The shift to home services, which now represents more than half of Medicaid spending on long-term care, has been “vastly inadequate,” Ms. Poo said. “It’s still not mandatory for states to offer home and community-based services as an option.”
The Biden plan vows to eliminate the wait list, then enhance federal contributions to allow states to develop more community alternatives, which are generally less expensive than nursing home care.
Finally, it tackles the issues that have led to persistent churn in the mostly female work force that provides elder care and child care, including low wages, lack of benefits like health insurance and sick leave, and the need for further training.
That effort, the plan notes, will support unionization and collective bargaining. “The solution cannot be caregivers at poverty levels with unfair working conditions,” Ms. Goss Graves said.
The Biden team asserts that the nation can pay the tab for this vast undertaking over 10 years, by rolling back tax breaks for real estate investors with incomes over $400,000 and increasing tax compliance for other high earners.
It also argues that the plan will create three million new caregiving and education jobs, and increase employment by five million by allowing unpaid caregivers (most of them women, again) to re-enter the work force.

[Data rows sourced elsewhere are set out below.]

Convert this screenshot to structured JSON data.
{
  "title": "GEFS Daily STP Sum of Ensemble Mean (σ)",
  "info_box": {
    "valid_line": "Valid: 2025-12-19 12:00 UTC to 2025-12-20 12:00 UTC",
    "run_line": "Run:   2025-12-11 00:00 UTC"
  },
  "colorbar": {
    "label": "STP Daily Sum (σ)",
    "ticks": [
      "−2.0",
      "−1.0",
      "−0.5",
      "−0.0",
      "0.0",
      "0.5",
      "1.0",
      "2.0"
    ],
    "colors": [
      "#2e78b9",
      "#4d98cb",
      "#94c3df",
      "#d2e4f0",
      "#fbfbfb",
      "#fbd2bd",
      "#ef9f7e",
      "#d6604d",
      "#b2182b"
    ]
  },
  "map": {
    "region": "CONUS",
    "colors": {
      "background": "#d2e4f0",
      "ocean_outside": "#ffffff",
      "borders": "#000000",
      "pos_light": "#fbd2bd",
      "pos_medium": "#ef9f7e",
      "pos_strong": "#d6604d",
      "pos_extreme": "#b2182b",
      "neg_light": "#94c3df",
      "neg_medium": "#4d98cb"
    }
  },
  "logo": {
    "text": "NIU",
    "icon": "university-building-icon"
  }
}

Debate is certain to ensue over the price tag nonetheless, given a fragile economy, and over whether these plans represent the best solutions to the nation’s child care and elder care needs.
As Ms. Whiting pointed out, “the tax credit puts money back in caregivers’ pockets, improving their well-being.” But it won’t benefit lower income families who don’t pay much income tax, or any, unless it’s made “refundable,” so that a caregiver could receive a reimbursement check for more than she paid the I.R.S.

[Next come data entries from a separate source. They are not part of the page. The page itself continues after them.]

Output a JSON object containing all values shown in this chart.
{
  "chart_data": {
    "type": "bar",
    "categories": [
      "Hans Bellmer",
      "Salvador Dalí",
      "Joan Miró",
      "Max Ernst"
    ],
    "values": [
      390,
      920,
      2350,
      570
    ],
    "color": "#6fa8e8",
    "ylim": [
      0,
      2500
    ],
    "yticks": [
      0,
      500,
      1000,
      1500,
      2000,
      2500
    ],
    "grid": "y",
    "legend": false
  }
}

Social Security credits would most likely have greater impact, said Richard Johnson, an economist who directs the Urban Institute Program on Retirement Policy. One drawback, however, is that “it doesn’t help caregivers until they begin collecting Social Security,” he said. “The tax credit could provide immediate help.”
Of course, the political odds of realizing all these ideas, or any of them, remain highly uncertain, even if the Senate acquires a slender Democratic majority. “The question will be, ‘Do we have the political will to make it happen?’” Ms. Whiting said. Some Medicaid changes will also require agreement from state governments.

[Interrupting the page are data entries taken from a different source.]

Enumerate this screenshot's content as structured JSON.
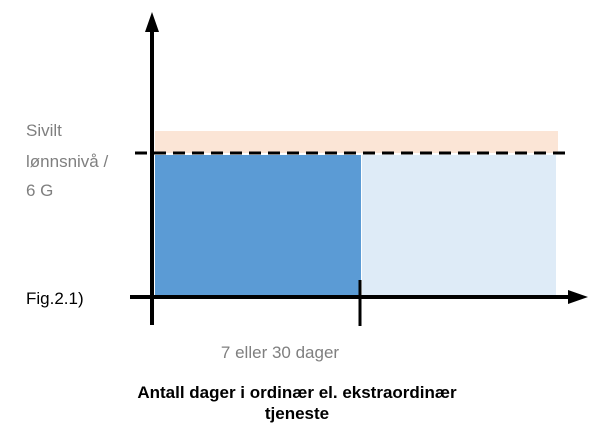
{
  "y_label": [
    "Sivilt",
    "lønnsnivå /",
    "6 G"
  ],
  "figure_label": "Fig.2.1)",
  "x_tick_label": "7 eller 30 dager",
  "x_axis_title": [
    "Antall dager i ordinær el. ekstraordinær",
    "tjeneste"
  ]
}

The plan does not delve into details about how the administration would carry out all these policies, and the Biden transition team did not make a policy adviser available to discuss the president-elect’s goals and strategies. But some aspects of the plan — efforts to pass a caregiver tax credit, for instance — have previously drawn congressional sponsors from both parties.
“There’s growing recognition of the essential help provided by family caregivers, and an emerging consensus among both Democrats and Republicans that they need more support,” Dr. Johnson said. “So the time might be right to enact meaningful federal legislation.”
Supporters of the plan see Mr. Biden as a president with an unusually personal understanding of caregiving. He has been a single father and a caregiver both to injured children and to a grown son with terminal cancer. In announcing his caregiving plan, he also mentioned caring for his parents, when they were hospice patients, in his home.
Vice-president-elect Kamala Harris was the principal sponsor of the National Domestic Workers Bill of Rights last year. “They’re the right people to lead the conversation,” Ms. Whiting said.
But as veterans of the effort to promote a more expansive federal approach to caregiving, advocates like Ms. Goss Graves have also developed a well-honed realism. “Things don’t happen on their own,” she said. “I’d feel hopeful, but I’d also be preparing to get to work.”